Still not great at updating the blog but I am getting better. After my last post, I went to my cousins house and then we went out for a drink. Predictably I felt rubbish the next day. Sometimes I seriously hate my body. On the flipside, I have officially started my training at the Bob Breen Academy hence the title of this post. Trained 3 times this week and instantly felt an improvement. By my last session yesterday I was actually getting more flexible and kicking up to shoulder height. Sometimes I totally love my body.

I also felt a difference in my digestion believe it or not. I would come back from training starving and drinking plenty of water. My stomach is feeling better because of it too. Obviously I noticed the difference with the Humera but I could still feel the familiar feeling nagging. That feeling is still there but it is less prominent now I have started the training.

I think a lot of it has to do with (as cliche as it sounds) merging mind, body and soul. I am training so I feel healthier, therefore I become healthier not only in my body but in my mind. Could also just be the endorphins. But it is still working so I will be carrying on. Nearly hit my target weight too. Just a few more pounds to go.

Another important thing in this whole new super Shaanvir is being brave. One of my cousins told me to do something once a week that you consider brave. Was considering a career in espionage but after the latest Bond movie it just looks boring so this week I will be merging my facebook, twitter and blog altogether.

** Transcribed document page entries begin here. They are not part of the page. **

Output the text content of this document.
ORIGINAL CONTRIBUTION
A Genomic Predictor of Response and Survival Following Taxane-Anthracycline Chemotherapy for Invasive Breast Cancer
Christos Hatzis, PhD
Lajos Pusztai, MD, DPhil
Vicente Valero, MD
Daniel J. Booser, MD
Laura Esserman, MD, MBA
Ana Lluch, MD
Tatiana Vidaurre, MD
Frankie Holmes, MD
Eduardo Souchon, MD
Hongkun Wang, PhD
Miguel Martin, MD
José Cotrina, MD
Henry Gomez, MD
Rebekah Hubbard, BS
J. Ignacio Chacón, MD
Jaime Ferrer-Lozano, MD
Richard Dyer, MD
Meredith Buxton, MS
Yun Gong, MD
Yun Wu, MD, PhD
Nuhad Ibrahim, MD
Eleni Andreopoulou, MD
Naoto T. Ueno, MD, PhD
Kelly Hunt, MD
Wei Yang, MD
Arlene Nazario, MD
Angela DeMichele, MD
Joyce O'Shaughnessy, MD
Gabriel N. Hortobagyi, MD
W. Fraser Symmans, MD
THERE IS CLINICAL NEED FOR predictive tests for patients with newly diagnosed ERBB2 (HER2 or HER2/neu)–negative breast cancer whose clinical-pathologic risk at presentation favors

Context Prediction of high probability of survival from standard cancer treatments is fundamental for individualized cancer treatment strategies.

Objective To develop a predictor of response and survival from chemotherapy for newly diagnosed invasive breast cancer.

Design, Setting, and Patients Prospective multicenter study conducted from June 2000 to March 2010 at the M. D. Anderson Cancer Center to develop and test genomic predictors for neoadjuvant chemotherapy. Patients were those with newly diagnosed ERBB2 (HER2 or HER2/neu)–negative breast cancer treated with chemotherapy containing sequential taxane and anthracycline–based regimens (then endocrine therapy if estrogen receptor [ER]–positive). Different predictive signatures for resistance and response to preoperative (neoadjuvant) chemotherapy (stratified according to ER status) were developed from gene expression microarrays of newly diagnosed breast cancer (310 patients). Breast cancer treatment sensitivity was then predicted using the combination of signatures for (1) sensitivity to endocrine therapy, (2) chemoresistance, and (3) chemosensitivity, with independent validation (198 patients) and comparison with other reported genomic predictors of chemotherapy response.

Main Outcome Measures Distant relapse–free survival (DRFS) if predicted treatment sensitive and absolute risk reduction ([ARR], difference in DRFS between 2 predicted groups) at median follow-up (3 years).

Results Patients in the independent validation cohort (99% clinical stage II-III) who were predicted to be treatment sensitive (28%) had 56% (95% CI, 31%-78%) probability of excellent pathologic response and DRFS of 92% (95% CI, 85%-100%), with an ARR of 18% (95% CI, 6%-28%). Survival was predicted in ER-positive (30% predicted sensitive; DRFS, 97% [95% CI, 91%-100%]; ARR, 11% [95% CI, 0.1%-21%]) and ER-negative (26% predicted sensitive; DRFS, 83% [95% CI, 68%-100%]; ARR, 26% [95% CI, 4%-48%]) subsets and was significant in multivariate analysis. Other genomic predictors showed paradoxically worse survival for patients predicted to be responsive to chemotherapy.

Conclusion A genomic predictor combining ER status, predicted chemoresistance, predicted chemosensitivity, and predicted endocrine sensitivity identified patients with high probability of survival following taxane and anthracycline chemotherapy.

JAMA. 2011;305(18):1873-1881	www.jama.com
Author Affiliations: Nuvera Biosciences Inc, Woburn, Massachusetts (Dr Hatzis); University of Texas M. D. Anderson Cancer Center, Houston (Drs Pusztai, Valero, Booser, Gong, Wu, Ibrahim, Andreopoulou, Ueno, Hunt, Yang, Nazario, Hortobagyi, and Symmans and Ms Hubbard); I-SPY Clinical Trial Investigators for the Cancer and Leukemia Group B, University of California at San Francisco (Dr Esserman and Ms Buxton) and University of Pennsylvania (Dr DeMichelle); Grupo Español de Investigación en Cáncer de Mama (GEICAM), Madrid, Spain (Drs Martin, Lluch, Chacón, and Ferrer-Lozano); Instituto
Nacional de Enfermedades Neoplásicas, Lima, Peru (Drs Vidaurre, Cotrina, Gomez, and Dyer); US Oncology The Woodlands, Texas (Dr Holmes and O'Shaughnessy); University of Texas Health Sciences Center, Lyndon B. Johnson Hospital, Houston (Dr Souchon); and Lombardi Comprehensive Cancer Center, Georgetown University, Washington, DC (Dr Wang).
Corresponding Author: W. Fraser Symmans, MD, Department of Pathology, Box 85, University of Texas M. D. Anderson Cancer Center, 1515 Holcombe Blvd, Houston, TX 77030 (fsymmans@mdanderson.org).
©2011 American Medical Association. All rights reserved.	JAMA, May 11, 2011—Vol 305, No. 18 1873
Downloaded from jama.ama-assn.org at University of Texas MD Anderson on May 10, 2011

Please people comment and discuss and get involved because I barely know what I am talking about. I’m just trying to share my experiences with my disease to search for a way to be drug free. Also anyone who is a sufferer and wishes to share their experiences too then please get in contact. It would be awesome to have more opinions and ideas on here. And the tune for this week is a banger and a tribute to someone I have a lot of respect for. If you haven’t read it, then pick up Assata Shakur’s autobiography.